Sorti le 19 septembre au Japon, le film Chainsaw Man caracole en tête du box-office pour la quatrième semaine consécutive. Sa diffusion française, prévue le 22 octobre, s’annonce déjà comme l’un des événements majeurs de l’animation cette année.
Œuvre extrême, Chainsaw Man divise depuis ses débuts : on l’adore ou on le rejette. Difficile, pourtant, de comprendre ceux qui résistent à la brutalité graphique et émotionnelle du manga de Tatsuki Fujimoto. Fulgurant de maîtrise et de rage, il s’était déjà trouvé en MAPPA un « adaptateur » à sa hauteur, pour l’anime diffusé en décembre 2022.
Trois ans plus tard, le studio reprend les commandes, mais choisit un nouveau format : un film, qui arrive sur grand écran en France le 22 octobre. Ce long-métrage de 1h40, centré sur l’arc de Reze, prolonge la première saison tout en ouvrant un nouveau cycle narratif. Une œuvre fiévreuse, qui confirme tout son génie et sa virtuosité.
Amours adolescentes et légèreté
Reze, jeune fille au charme désarmant, fait chavirer Denji, encore pris dans l’emprise trouble de Makima. Cinéma, cafés, sourires timides : la première moitié du film prend des allures de songe adolescent.

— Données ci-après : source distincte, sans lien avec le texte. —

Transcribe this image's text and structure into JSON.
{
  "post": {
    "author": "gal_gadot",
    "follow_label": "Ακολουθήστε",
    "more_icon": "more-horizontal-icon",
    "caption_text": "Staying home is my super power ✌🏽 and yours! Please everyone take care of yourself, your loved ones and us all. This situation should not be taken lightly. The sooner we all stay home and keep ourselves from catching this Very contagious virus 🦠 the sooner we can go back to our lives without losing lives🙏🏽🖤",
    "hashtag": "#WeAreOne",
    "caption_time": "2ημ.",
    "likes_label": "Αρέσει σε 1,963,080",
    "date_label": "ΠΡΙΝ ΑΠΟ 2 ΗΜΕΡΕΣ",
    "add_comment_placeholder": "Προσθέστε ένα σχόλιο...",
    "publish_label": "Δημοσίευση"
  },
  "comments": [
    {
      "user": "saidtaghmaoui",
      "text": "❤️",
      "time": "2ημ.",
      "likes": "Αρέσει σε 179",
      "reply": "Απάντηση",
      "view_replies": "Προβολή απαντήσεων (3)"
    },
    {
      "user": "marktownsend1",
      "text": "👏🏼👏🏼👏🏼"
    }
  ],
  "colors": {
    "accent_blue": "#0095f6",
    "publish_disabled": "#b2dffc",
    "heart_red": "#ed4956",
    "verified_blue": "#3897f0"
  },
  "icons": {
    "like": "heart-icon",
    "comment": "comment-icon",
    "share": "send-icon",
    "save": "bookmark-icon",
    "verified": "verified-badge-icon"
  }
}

Le ton se rapproche des romances de Makoto Shinkai, entre douceur et mélancolie. La mise en scène s’attarde sur ces détails anodins de la tendresse – la pluie sur une vitre, un regard –, comme pour mieux souligner l’éveil émotionnel des deux personnages. Une parenthèse poétique dans un univers où la mort rôde pourtant à chaque plan.
Un chef-d’œuvre d’animation
MAPPA a visiblement retenu les critiques adressées à la première saison : le CGI, omniprésent alors, a presque disparu. Le trait est désormais organique, texturé, fidèle à la plume nerveuse de Fujimoto.

Certains plans rappellent l’adaptation de son one shot Look Back tant l’animation préserve l’expressivité humaine. Les couleurs pastel de la première moitié contrastent avec la fureur chromatique qui suit, et l’ensemble témoigne d’une maîtrise certaine de la lumière et du mouvement.
Descente aux enfers
Naïf serait celui qui espérait un bonheur durable. Car, dans Chainsaw Man, la tendresse n’est qu’un prélude à la perte. À mi-parcours, le film bascule sans prévenir dans le chaos total. L’horreur reprend ses droits et les fans de batailles sanglantes seront servis : l’affrontement final, d’une virtuosité technique saisissante, rivalise avec les plus grandes séquences d’animation récentes.

Si Denji demeure au centre du récit, les personnages secondaires s’effacent. Makima n’apparaît qu’en filigrane, toujours aussi insaisissable, confirmant la complexité de son emprise sur Denji. Power ne fait qu’une brève apparition, tandis qu’Aki gagne, lui, en relief : il forme désormais un duo inattendu avec le possédé de l’Ange. Le protagoniste, lui, s’allie au possédé du Requin pour des séquences d’action aussi absurdes que spectaculaires. Le film ne cherche pas à tout résoudre : il installe Reze comme pivot de la suite.
Le dérisoire et l’extraordinaire
Derrière cette romance tragique se profilent les grandes questions laissées en suspens : que représente vraiment Denji ? Pourquoi le démon-flingue le traque-t-il avec obsession ? Qu’est-ce que le démon-tronçonneuse symbolise-t-il au fond de cet univers en ruines ? Autant d’interrogations laissées ouvertes, comme si le chaos lui-même devenait moteur de sens.

Et c’est peut-être là que réside le génie de Chainsaw Man : dans cette oscillation entre le dérisoire et le sublime, l’amour et la destruction. MAPPA signe un film puissant, à la fois cruel, sensuel et profondément humain.